1. The browser opens up a connection to the server computer. This is like dialing a phone and having the server answer.
2. The browser sends a message over the connection that says “I’d like your homepage, please.”
3. The server sends the HTML code that represents the site’s homepage and then hangs up the connection.

This worked great, except that step #1 was kind of slow — typically a browser will need to request not just one but many different pages and resources from the server, so “redialing” over and over was wasteful. So the protocol was updated with something called “keep-alive”, in which case the connection is kept open and used for multiple requests.

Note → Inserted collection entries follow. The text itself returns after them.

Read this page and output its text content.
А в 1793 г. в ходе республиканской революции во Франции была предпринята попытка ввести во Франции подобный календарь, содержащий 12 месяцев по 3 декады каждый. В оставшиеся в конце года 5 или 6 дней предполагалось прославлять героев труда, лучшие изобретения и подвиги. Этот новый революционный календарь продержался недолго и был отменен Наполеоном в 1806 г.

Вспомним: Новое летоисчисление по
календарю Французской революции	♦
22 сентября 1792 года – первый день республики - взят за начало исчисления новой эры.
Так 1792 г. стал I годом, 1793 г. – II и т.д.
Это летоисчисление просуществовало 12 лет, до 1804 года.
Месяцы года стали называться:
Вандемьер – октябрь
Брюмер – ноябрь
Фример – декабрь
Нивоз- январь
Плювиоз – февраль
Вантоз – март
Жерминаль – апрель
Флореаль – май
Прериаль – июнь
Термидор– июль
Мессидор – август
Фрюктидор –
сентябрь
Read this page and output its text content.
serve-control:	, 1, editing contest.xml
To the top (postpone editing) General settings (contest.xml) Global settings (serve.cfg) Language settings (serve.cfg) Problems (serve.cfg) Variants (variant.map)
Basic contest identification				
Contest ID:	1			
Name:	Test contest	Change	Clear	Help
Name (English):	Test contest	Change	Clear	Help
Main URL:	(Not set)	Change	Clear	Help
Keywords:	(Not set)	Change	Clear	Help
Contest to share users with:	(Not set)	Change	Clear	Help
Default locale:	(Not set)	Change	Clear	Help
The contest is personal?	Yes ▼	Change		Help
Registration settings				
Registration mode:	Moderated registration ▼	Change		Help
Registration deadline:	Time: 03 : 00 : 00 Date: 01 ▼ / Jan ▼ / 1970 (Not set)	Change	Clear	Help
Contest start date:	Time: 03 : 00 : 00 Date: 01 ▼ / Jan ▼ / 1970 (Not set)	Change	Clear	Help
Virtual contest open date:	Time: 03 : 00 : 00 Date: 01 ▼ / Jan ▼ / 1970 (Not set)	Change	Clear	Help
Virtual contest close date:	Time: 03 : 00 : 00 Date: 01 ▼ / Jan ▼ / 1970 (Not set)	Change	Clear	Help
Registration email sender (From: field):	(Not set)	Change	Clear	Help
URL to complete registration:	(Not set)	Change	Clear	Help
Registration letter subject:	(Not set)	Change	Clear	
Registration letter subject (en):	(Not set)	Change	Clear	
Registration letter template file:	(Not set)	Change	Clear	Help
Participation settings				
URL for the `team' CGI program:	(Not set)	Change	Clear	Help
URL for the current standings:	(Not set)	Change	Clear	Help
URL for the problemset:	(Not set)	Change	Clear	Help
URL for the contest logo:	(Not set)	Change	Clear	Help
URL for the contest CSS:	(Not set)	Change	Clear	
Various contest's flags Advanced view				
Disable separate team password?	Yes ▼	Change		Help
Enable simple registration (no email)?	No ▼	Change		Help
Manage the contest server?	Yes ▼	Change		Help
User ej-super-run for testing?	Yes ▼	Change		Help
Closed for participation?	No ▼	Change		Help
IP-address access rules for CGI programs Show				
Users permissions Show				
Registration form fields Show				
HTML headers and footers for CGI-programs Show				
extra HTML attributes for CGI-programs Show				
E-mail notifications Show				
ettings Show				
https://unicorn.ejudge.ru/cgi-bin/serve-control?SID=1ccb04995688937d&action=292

But this presented a small problem. The only way the browser knew the page was “done” was by noticing that the server had hung up the connection. If that connection stays open, how does the client figure this out? Very simply — in this new version, the server tells the browser how much data it’s going to send:

1. The browser opens up a connection to the server computer.
2. The browser asks for page #1.
3. The servers says “ok, this page is 4,000 bytes long. Here you go.” And then sends the data.
4. The browser reads out those 4,000 bytes and then using the same connection asks for page #2.
5. The server says “ok, this one is 2,000 bytes long. Here you go.” And so on.

This is way more efficient. OK, so file that one away for a moment.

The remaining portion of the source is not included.